TRP began work in early March of 2013. TRP began the prep work of
pressure washing the roof to remove debris and dirt. The pressure washing took
roughly three ten-hour days. TRP then applied caulk to the flashing where
required and began to build up low spots on the flat roof with a product called
Slope Builder. TRP then applied the base coat and one of two ―top coats‖ of an
elastomeric product. TRP could not finish applying these coats to the entire roof,
however, as a fire escape catwalk existed on part of the roof that was in violation
of the fire code. TRP was supposed to wait to address this area until the Fire
Marshal approved a plan for a new catwalk. Because of this catwalk issue, the
final top coat layer could not be applied at all, as it would need to be applied all at
once for the coating to be seamless for maximum protection from water. Approval
from the Fire Marshal was not obtained by Mr. Romero until one week prior to the April 2014 trial. However, Mr. Romero saw some bubbling in the application of
the first top coat, was not satisfied with how he felt it was being applied, and told
two TRP employees to leave the job site. He never told TRP it could return to the
jobsite to fix any problems.
After trial on the matter, the trial court found that TRP had completed eighty
percent of the work and awarded it $26,260.00 for breach of contract. From that
decision, Mr. Romero appeals.
On appeal, Mr. Romero asserts two assignments of error. He claims that the
trial court erred in finding the workmanship performed was in accordance with the
proposal and that the trial court erred in finding eighty percent of the work was
done prior to stoppage.
The two assignments of error both relate to findings of fact by the trial court
which are reviewed by this court under the manifest error standard of review. An
appellate court cannot set aside the findings of fact by the trial court unless those
findings are clearly wrong or manifestly erroneous. Rosell v. ESCO, 549 So.2d 840
(La.1989). An appellate court is not to determine whether the trier of fact was right
or wrong, but instead, whether the fact finder’s conclusion was a reasonable
one. Lyons v. Bechtel Corp., 00-364 (La.App. 3 Cir. 12/27/00), 788 So.2d 34, writ
denied, 01-282 (La. 3/23/01), 787 So.2d 996.

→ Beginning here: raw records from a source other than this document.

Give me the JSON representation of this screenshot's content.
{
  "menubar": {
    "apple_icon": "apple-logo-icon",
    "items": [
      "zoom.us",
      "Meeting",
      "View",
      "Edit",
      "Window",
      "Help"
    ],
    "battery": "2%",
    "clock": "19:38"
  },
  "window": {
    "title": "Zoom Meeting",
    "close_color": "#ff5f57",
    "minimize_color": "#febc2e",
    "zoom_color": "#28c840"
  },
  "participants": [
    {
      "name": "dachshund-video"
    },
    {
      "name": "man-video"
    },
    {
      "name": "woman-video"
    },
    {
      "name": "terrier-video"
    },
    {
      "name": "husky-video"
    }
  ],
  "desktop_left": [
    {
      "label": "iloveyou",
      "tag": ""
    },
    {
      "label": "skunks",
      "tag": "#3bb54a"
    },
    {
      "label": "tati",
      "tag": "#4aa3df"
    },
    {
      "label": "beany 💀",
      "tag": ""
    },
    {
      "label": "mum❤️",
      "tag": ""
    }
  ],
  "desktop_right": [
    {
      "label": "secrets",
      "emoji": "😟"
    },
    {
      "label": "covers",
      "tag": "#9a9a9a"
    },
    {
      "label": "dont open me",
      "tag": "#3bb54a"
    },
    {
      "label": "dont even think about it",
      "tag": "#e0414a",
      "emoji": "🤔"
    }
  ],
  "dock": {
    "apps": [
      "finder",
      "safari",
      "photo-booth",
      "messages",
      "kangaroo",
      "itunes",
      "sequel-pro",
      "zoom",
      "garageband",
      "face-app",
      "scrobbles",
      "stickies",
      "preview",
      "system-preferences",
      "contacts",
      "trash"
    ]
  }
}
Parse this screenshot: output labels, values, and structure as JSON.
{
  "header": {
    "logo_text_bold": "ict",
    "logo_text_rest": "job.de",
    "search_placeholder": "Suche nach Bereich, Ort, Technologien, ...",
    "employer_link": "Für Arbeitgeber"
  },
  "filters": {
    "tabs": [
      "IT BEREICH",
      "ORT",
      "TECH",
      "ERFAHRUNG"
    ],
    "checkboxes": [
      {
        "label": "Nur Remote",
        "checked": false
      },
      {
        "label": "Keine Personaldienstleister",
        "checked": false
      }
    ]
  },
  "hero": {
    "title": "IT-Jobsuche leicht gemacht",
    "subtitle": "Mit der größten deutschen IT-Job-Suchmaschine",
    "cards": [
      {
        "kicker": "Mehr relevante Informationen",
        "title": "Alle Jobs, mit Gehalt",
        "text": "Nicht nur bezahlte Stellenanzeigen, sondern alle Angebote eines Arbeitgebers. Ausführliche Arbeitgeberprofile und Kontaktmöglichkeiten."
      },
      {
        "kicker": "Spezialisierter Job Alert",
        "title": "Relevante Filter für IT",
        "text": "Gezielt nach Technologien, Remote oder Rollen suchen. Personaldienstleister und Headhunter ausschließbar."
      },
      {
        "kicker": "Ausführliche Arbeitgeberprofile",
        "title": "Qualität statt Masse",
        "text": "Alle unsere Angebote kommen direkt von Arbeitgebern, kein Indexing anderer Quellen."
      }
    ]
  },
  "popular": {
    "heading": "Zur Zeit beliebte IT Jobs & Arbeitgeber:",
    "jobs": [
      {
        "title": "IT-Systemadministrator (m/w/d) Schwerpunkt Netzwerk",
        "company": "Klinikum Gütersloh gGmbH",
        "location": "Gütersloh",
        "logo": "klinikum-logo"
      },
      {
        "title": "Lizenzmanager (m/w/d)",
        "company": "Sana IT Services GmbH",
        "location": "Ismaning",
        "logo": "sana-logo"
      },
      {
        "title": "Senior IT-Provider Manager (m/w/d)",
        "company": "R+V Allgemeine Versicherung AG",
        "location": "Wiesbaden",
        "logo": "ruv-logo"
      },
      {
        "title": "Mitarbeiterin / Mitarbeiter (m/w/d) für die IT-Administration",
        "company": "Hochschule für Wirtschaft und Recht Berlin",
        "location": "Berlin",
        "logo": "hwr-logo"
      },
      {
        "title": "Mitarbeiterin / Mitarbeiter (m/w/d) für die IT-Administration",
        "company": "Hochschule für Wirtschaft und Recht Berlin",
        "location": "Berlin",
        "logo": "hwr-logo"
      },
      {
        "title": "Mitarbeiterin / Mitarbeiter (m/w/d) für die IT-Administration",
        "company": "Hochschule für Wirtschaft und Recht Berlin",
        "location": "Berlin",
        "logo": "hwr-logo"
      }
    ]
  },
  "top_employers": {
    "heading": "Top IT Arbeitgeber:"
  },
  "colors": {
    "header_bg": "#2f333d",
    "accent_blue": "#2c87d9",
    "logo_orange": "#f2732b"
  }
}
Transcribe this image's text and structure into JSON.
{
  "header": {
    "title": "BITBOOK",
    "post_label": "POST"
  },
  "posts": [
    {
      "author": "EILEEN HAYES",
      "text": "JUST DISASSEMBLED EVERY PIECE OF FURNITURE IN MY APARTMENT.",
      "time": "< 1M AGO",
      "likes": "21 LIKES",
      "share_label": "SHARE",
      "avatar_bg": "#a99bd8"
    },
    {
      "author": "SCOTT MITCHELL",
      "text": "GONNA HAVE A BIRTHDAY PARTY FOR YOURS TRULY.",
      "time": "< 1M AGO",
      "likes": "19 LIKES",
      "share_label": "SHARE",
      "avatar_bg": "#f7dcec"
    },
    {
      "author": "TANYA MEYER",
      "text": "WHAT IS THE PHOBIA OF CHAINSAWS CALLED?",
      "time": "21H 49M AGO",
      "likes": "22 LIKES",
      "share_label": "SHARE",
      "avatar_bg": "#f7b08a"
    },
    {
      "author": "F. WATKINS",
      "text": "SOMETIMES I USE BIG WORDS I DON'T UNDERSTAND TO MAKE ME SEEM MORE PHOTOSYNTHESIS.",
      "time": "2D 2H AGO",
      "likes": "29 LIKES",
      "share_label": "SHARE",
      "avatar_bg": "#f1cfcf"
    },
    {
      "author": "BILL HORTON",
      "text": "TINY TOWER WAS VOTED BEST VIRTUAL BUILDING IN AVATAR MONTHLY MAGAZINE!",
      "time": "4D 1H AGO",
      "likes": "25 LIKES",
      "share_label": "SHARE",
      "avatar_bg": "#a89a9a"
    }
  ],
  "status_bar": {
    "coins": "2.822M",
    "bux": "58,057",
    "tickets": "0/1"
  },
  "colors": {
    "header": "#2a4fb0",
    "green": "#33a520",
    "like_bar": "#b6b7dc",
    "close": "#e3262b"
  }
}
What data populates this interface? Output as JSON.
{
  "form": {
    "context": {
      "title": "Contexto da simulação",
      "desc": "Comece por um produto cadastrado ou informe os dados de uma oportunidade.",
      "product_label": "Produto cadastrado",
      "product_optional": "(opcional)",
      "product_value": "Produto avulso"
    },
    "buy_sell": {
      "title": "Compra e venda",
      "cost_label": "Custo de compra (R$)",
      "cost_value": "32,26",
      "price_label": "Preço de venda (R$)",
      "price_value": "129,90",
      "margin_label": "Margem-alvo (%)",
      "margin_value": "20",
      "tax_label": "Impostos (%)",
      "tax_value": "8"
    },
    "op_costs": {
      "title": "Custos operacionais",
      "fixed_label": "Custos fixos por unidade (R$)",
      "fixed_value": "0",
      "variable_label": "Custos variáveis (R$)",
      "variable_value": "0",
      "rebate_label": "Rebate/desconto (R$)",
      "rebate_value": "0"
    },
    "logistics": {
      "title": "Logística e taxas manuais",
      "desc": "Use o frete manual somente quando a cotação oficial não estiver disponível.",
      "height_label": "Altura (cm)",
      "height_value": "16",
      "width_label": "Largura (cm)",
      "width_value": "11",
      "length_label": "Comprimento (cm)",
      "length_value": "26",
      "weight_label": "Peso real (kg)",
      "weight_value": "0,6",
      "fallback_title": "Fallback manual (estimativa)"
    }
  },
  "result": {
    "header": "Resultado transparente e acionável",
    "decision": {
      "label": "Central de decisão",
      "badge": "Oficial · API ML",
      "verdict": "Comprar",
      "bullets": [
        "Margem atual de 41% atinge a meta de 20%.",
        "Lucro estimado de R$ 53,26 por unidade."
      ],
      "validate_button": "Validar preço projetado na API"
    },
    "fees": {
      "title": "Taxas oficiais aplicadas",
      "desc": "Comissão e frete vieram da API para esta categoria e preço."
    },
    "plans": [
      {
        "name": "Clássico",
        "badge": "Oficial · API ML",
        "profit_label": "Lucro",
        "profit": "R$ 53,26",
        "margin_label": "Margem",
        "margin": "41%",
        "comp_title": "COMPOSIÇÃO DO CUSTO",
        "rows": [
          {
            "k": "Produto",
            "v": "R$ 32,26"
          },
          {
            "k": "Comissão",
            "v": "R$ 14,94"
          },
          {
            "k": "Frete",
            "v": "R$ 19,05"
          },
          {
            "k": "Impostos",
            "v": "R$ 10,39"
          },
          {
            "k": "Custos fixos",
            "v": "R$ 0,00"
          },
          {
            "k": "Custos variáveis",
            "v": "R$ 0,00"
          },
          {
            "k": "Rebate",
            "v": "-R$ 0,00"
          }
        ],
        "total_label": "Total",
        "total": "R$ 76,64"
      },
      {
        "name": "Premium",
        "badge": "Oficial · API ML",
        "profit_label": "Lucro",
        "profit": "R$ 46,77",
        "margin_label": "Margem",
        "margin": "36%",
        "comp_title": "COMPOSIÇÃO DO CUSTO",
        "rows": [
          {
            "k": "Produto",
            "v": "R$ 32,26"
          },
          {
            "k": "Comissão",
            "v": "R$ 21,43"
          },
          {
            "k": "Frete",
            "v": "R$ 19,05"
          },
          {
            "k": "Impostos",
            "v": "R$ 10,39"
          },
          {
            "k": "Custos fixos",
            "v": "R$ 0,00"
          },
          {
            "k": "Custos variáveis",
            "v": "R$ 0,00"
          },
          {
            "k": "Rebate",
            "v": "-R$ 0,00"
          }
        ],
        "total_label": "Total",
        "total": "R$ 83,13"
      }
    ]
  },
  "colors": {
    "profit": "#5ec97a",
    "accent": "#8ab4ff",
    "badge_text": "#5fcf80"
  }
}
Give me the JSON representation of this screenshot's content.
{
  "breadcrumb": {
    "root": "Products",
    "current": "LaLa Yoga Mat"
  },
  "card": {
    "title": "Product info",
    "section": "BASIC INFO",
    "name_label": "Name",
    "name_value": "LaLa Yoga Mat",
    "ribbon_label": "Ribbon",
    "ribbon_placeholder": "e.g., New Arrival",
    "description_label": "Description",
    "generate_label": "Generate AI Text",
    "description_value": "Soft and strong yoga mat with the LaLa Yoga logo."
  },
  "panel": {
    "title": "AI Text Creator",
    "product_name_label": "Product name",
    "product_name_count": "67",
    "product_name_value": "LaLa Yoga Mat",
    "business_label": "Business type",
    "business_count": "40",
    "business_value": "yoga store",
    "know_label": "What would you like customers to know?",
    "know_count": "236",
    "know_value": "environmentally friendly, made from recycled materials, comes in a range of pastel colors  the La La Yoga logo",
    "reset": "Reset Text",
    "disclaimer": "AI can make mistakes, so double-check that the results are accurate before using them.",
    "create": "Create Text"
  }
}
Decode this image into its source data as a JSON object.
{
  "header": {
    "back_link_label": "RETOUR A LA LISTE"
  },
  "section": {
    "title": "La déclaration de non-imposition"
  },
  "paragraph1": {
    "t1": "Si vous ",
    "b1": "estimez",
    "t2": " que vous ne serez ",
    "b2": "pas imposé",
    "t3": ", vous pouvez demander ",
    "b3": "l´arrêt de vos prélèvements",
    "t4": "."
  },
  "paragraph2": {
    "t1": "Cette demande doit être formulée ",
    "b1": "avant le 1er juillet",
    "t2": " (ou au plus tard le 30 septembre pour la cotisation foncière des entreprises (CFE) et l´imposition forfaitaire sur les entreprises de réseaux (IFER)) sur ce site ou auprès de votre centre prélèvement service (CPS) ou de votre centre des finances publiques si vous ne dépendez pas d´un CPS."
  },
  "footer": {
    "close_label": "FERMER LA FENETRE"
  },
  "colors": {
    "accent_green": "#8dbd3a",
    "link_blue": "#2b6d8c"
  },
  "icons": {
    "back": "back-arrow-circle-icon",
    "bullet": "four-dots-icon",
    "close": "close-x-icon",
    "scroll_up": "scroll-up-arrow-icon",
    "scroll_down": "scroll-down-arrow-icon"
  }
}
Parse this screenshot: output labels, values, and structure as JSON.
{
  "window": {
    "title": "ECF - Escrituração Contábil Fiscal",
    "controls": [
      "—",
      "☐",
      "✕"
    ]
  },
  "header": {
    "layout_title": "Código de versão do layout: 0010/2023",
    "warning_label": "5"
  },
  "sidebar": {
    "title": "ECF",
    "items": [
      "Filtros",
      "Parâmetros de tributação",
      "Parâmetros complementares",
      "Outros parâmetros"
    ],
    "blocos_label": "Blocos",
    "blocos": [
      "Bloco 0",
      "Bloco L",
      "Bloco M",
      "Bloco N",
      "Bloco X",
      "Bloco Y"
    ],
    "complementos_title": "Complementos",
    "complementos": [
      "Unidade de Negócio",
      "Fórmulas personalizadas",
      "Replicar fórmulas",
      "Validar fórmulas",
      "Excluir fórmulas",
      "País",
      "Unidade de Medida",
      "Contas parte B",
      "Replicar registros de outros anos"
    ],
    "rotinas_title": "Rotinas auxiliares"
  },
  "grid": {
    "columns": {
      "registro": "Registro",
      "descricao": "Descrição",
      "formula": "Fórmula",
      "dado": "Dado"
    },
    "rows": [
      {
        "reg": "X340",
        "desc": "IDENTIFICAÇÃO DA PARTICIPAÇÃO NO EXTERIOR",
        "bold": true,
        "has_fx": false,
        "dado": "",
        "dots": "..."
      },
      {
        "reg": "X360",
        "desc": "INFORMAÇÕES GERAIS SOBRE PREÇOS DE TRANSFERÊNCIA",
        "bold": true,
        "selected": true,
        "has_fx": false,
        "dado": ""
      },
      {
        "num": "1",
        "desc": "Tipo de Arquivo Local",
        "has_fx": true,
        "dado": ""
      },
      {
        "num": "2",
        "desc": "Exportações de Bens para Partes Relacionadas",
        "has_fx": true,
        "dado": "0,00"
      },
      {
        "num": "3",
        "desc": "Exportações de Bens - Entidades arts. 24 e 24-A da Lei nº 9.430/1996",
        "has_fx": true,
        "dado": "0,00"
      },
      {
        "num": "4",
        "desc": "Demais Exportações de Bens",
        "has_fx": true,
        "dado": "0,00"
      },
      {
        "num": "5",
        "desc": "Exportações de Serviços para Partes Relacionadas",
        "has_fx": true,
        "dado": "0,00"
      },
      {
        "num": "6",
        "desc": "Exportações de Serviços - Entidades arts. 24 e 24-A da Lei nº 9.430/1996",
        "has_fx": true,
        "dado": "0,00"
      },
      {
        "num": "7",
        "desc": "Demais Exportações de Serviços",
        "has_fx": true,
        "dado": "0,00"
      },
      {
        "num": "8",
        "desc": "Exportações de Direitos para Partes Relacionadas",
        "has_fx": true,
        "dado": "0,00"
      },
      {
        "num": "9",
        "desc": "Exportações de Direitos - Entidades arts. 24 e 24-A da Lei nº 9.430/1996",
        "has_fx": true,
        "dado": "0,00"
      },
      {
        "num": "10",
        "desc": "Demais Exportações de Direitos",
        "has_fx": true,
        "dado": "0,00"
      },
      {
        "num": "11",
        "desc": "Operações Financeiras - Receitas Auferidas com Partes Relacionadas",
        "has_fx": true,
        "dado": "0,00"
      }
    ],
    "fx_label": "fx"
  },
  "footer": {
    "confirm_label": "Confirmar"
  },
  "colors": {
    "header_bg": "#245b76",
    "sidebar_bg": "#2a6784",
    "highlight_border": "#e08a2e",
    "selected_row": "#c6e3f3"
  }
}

Mr. Romero claims that the work performed by TRP was not workmanlike
in that there was bubbling in the second layer as well as a few leaves and a screw
in that layer. However, the trial court found and the record shows that these
problems were not at all uncommon in the application of a roof like this.
Moreover, Tim Romero, the owner of TRP, testified that these problems would
have been addressed before the application of the final top coat, had he been
2 allowed to complete the job. However, he was unable to remove these potential
problems because Mr. Romero failed to address the catwalk and then terminated
the job. Furthermore, the job was unfinished due to Mr. Romero’s actions and not
those of TRP. As there is a reasonable factual basis in the record for the trial
court’s findings, we cannot find manifest error in the trial court’s determination on
the quality of TRP’s work.
Finally, Mr. Romero claims that the trial court erred in finding that eighty
percent of the contracted work had been completed. We disagree. Tim Romero
testified that eighty percent of the work had been finished. This testimony was
completely uncontradicted by Mr. Romero. Tim Romero stated TRP pressure
washed the roof, applied caulk to the flashing where required, and built up low
spots on the flat roof with Slope Builder. TRP then applied the base coat and the
first of two required top coats. The only work not completed was the final top coat
and any work done under the catwalk. TRP’s inability to perform these tasks were
through no fault but Mr. Romero’s. While eighty percent of the roof may have not
been completed to a final status, we can find no error in the trial court’s finding
that eighty percent of the total work had been completed.
The trial court in this matter provided thorough and lengthy reasons for
judgment totaling nineteen pages. We find them to be persuasive and an excellent
summary of the evidence in the record before this court. It is clear that the trial
court carefully considered the evidence before it, and we can find no manifest error
in its findings.
3 For the above reasons, we hereby affirm the decision of the trial court. Costs
of this appeal are hereby assessed against John Romero.
AFFIRMED.
This opinion is NOT DESIGNATED FOR PUBLICATION. Uniform Rules—Courts of Appeal. Rule 2–16.3.